I hate starting an essay with the words, “I had a really interesting discussion”, but, well, I actually did have a really interesting discussion with a colleague a couple days ago.
The discussion started with, “Have you ever heard Daniel Dennett talk about ‘avoiders’…?” In the space of the fifteen minutes that followed we managed to survey most of the territory of the argument of Determinism and Free Will — with diagrams on a whiteboard!
The thing about that dichotomy is that they just seem like false choices: Of course the universe is deterministic and of course we choose, at least, some near approximation that sure feels like choosing. Don’t our choices seem to have a more “choosy” quality when we have more knowledge? This little piece makes the whole realm of Free Will seem to expand and contract according to circumstances related to knowledge.
My colleague wasn’t so thrilled with that little metaphor. It isn’t that great, I’ll admit, but I still like the visual quality of it. I’m not the only one who has this sensation, am I?
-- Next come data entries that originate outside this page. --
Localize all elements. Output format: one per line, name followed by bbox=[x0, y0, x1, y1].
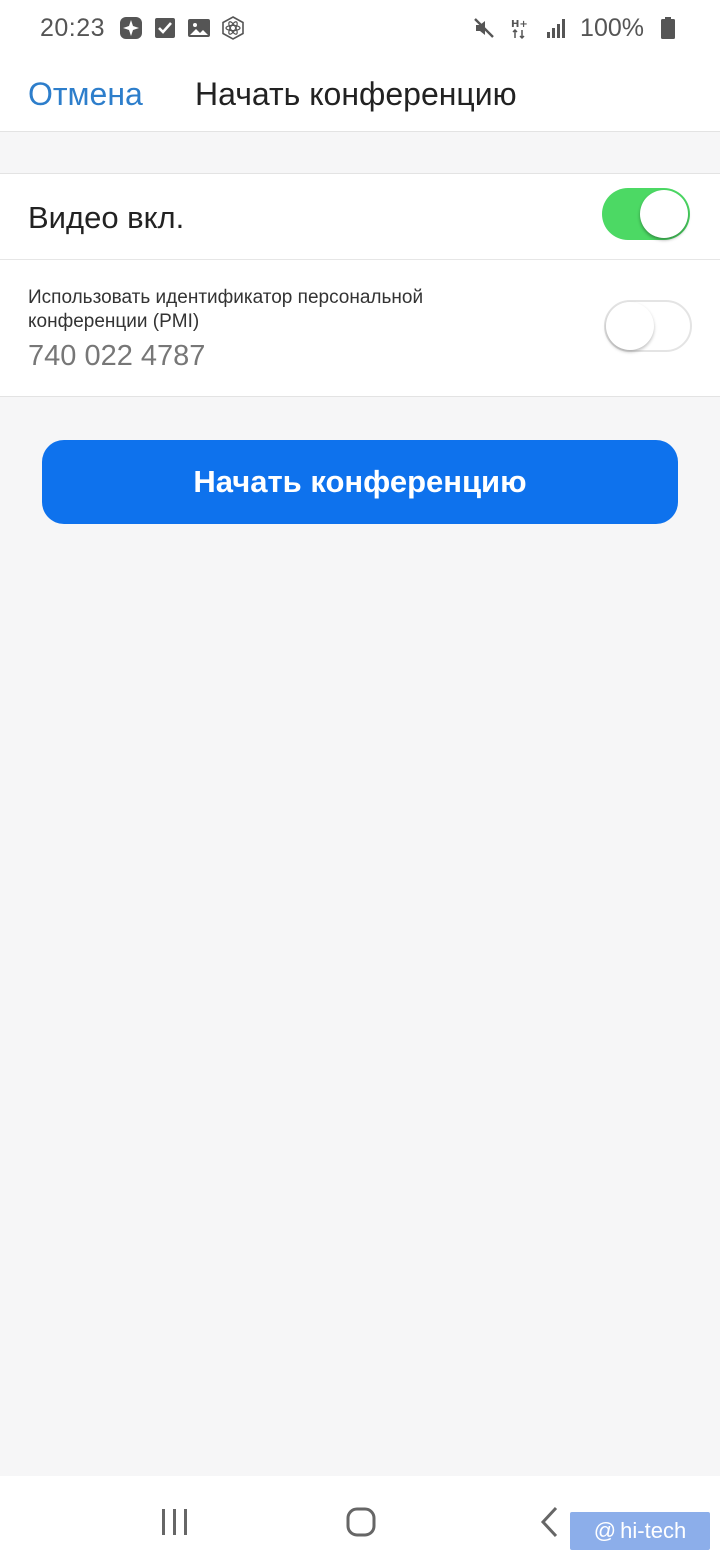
video-on-toggle[interactable] bbox=[602, 188, 690, 240]
svg-text:H+: H+ bbox=[511, 19, 528, 30]
watermark-text: hi-tech bbox=[620, 1518, 687, 1543]
at-icon: @ bbox=[593, 1518, 617, 1543]
atom-icon bbox=[222, 16, 244, 40]
recent-apps-icon[interactable] bbox=[155, 1502, 195, 1542]
header: Отмена Начать конференцию bbox=[0, 56, 720, 132]
video-on-row: Видео вкл. bbox=[0, 174, 720, 260]
status-bar: 20:23 H+ 100% bbox=[0, 0, 720, 56]
toggle-knob bbox=[640, 190, 688, 238]
pmi-row: Использовать идентификатор персональной … bbox=[0, 260, 720, 398]
video-on-label: Видео вкл. bbox=[28, 200, 185, 235]
back-icon[interactable] bbox=[530, 1502, 570, 1542]
page-title: Начать конференцию bbox=[195, 76, 517, 112]
mute-icon bbox=[474, 18, 494, 38]
start-meeting-button[interactable]: Начать конференцию bbox=[42, 440, 678, 524]
meeting-options-card: Видео вкл. Использовать идентификатор пе… bbox=[0, 173, 720, 397]
app-grid-icon bbox=[120, 17, 143, 39]
home-icon[interactable] bbox=[341, 1502, 381, 1542]
image-icon bbox=[188, 19, 211, 37]
status-left-icons bbox=[119, 16, 245, 40]
battery-icon bbox=[661, 17, 675, 39]
toggle-knob bbox=[606, 302, 654, 350]
status-right-icons: H+ 100% bbox=[472, 14, 680, 43]
watermark-logo: @ hi-tech bbox=[570, 1512, 710, 1550]
pmi-toggle[interactable] bbox=[604, 300, 692, 352]
network-hplus-icon: H+ bbox=[511, 19, 528, 40]
start-meeting-screen: 20:23 H+ 100% Отмена Начать конференцию … bbox=[0, 0, 720, 1560]
cancel-button[interactable]: Отмена bbox=[28, 76, 143, 113]
battery-percent: 100% bbox=[580, 13, 644, 42]
pmi-id-value: 740 022 4787 bbox=[28, 340, 206, 372]
signal-icon bbox=[547, 19, 566, 38]
checkbox-icon bbox=[155, 18, 176, 38]
status-time: 20:23 bbox=[40, 13, 106, 42]
pmi-label: Использовать идентификатор персональной … bbox=[28, 287, 424, 332]
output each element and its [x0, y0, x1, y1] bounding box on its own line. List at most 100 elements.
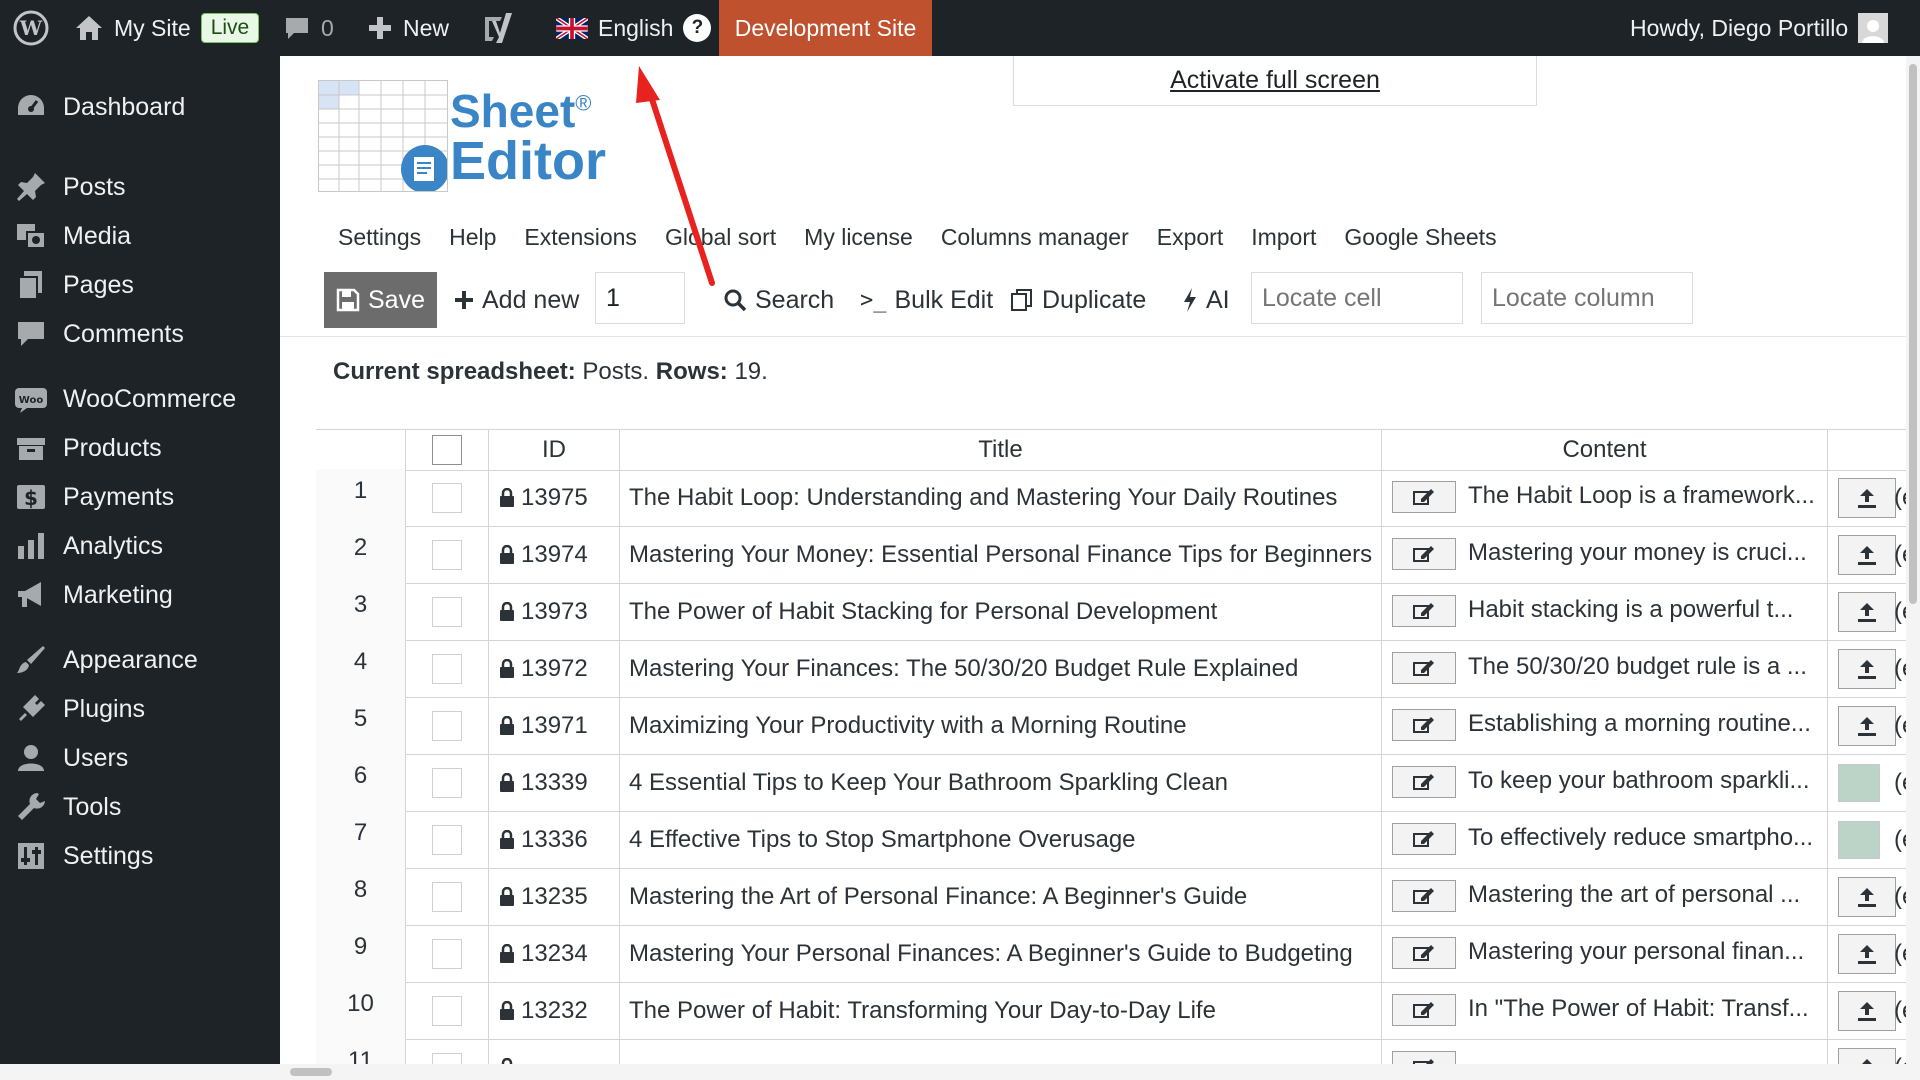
upload-image-button[interactable] — [1838, 933, 1896, 974]
horizontal-scrollbar[interactable] — [0, 1064, 1906, 1080]
row-select-cell[interactable] — [406, 697, 489, 754]
sidebar-item-payments[interactable]: $ Payments — [0, 472, 280, 522]
nav-settings[interactable]: Settings — [338, 224, 421, 251]
row-checkbox[interactable] — [432, 824, 462, 855]
vertical-scrollbar[interactable] — [1906, 56, 1920, 1080]
row-checkbox[interactable] — [432, 596, 462, 627]
row-select-cell[interactable] — [406, 526, 489, 583]
my-site-link[interactable]: My Site Live — [74, 0, 260, 56]
header-content[interactable]: Content — [1382, 430, 1828, 470]
nav-extensions[interactable]: Extensions — [524, 224, 637, 251]
table-row[interactable]: 9 13234 Mastering Your Personal Finances: … — [316, 925, 1920, 983]
edit-content-button[interactable] — [1392, 538, 1456, 570]
table-row[interactable]: 8 13235 Mastering the Art of Personal Fina… — [316, 868, 1920, 926]
row-checkbox[interactable] — [432, 539, 462, 570]
nav-google-sheets[interactable]: Google Sheets — [1344, 224, 1496, 251]
row-select-cell[interactable] — [406, 754, 489, 811]
sidebar-item-marketing[interactable]: Marketing — [0, 570, 280, 620]
title-cell[interactable]: Mastering Your Finances: The 50/30/20 Bu… — [620, 640, 1382, 697]
row-select-cell[interactable] — [406, 469, 489, 526]
ai-button[interactable]: AI — [1182, 272, 1230, 328]
add-new-count-input[interactable]: 1 — [595, 272, 685, 324]
select-all-checkbox[interactable] — [432, 435, 462, 465]
language-switcher[interactable]: English ? — [556, 0, 712, 56]
locate-column-input[interactable]: Locate column — [1481, 272, 1693, 324]
row-checkbox[interactable] — [432, 767, 462, 798]
row-select-cell[interactable] — [406, 811, 489, 868]
edit-content-button[interactable] — [1392, 652, 1456, 684]
nav-columns-manager[interactable]: Columns manager — [941, 224, 1129, 251]
row-checkbox[interactable] — [432, 881, 462, 912]
content-cell[interactable]: The 50/30/20 budget rule is a ... — [1382, 640, 1828, 697]
sidebar-item-products[interactable]: Products — [0, 423, 280, 473]
header-select-all[interactable] — [406, 430, 489, 470]
content-cell[interactable]: Mastering the art of personal ... — [1382, 868, 1828, 925]
header-id[interactable]: ID — [489, 430, 620, 470]
row-select-cell[interactable] — [406, 925, 489, 982]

In the end, though, we considered, nearly simultaneously, that we seem often to ascribe magical properties to things we don’t understand. It is only when we have all the data that the plain fact presents itself. Isn’t “understanding” a function of “knowledge”?
I think that Free Will is just an abstraction. It is like a sweeping generalization we ascribe to the simplest “average” of a just a few of the noisiest of the quintillion-or-so data points we are actually able to keep track of. We ignore the rest since we don’t have the mental acuity, the mental hardware even, let alone the technology or the software to track every point through time and space from beginning to end. If we could, though, I think we would see, plainly, the process and the magical turtles holding up a flat, Free Will disc world would vanish into the vast space of a deterministic universe.
I don’t think we need every data point, though. Even this abstraction we experience has particular properties which might be tested. A theory might also emerge.